By ignoring this advice, Trump has turned the Khans – who, as parents of a Marine who died in Iraq, are awfully sympathetic witnesses – into mini-celebrities. A one-day story has become a one-week story. This was followed by Trump refusing to endorse Speaker Paul Ryan and Sen. John McCain; a dustup over the fire marshal limiting space at a rally in Columbus, Ohio; an assertion by Trump that the election might be rigged; endorsements of Clinton by prominent Republicans; and even reports that Trump (possibly jokingly) went after a crying baby at the Columbus event. There are now rumors that campaign manager Paul Manafort has basically called it a day, and that Rudy Giuliani and Newt Gingrich have been called in to stage something of an intervention with Trump – though those are just rumors, which the campaign denies.

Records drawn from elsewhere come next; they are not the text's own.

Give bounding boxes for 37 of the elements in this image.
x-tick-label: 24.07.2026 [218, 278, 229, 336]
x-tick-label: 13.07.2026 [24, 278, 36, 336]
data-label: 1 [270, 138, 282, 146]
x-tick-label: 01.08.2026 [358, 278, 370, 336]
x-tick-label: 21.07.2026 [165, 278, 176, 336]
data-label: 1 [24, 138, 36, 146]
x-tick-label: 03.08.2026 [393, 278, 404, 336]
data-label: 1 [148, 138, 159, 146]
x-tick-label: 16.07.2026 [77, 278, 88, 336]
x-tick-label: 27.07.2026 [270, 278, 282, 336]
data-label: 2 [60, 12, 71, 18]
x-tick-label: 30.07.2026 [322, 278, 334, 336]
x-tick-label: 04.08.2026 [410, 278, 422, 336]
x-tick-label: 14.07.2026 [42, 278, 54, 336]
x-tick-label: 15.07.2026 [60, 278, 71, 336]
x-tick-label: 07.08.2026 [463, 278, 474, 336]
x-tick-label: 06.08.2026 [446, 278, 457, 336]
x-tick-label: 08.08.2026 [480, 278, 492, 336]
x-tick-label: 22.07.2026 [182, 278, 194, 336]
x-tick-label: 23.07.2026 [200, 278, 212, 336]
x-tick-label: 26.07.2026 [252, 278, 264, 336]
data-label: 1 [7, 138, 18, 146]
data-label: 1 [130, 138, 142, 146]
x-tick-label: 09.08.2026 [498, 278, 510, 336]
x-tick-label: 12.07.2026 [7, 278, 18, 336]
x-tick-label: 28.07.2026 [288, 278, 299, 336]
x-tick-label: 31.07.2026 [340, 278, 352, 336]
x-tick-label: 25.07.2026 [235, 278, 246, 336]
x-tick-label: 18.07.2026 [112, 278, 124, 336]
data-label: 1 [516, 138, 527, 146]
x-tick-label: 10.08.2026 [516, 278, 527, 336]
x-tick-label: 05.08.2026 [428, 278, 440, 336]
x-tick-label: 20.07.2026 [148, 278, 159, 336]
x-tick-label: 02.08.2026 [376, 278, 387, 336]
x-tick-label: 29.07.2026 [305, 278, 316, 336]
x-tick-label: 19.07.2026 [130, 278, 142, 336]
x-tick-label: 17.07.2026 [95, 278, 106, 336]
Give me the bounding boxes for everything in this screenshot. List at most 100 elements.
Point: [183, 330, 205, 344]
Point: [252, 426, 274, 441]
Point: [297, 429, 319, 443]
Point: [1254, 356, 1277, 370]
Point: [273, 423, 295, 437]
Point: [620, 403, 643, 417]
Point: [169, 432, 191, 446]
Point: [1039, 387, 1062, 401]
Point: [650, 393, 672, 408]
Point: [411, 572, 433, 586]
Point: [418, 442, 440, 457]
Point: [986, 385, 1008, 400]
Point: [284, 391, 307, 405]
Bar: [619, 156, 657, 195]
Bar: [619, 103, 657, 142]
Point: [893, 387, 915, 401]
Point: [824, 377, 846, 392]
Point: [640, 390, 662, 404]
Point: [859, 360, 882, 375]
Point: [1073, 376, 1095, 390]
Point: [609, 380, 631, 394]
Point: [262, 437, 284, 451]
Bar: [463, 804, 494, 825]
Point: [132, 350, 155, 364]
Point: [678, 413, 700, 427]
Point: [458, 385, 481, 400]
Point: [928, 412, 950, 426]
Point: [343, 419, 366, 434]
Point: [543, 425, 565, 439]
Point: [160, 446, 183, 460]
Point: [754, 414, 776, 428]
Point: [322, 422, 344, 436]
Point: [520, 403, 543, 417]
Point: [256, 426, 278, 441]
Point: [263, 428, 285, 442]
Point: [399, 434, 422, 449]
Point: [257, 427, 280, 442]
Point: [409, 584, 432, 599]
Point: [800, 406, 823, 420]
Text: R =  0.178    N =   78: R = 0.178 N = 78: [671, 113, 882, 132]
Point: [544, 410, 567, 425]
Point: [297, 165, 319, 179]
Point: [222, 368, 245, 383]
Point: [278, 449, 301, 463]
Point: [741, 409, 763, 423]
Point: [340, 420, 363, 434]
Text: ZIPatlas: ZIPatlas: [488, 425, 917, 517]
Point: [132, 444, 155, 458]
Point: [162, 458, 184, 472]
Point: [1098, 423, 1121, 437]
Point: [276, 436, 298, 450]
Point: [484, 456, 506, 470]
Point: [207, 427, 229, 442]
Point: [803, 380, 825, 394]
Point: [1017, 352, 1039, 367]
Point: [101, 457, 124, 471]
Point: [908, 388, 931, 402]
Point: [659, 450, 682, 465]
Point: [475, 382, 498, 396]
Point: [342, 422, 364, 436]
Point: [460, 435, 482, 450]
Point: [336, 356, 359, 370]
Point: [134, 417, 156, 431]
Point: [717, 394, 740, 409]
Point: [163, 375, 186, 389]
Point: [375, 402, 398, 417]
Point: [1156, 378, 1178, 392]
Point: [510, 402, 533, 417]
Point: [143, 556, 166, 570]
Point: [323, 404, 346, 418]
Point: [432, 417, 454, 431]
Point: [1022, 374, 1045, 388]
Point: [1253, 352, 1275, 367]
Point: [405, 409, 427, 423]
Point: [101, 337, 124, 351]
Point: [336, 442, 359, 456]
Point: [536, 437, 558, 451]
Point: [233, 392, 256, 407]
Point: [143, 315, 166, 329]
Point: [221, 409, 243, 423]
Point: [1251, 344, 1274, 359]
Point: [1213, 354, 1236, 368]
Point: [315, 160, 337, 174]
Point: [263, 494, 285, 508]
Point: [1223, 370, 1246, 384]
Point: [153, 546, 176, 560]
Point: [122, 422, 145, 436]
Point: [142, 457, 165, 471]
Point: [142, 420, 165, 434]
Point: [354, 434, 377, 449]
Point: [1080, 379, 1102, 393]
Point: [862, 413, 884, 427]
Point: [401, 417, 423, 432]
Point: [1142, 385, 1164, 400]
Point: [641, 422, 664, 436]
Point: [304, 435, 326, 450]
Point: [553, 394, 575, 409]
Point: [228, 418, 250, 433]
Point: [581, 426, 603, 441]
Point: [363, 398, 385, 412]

In short, it does feel like the wheels are coming off of the Trump train. I can’t help but remind myself that we’ve been here before, but we’re entering the heart of the campaign, when people are finally tuning in. This time really is different, and Trump doesn’t seem to understand (or care) that if the campaign is about him, he has a very good chance of losing.

The FiveThirtyEight polls-plus model currently gives Clinton a 66 percent chance of winning. That may seem comforting to Trump opponents, until you recognize that models (not Nate Silver’s) gave Britain about a 90 percent chance of remaining in the EU, or gave the Golden State Warriors about a 95 percent chance of winning the NBA championship late in the finals. Things with a 33 percent chance of happening occur all of the time.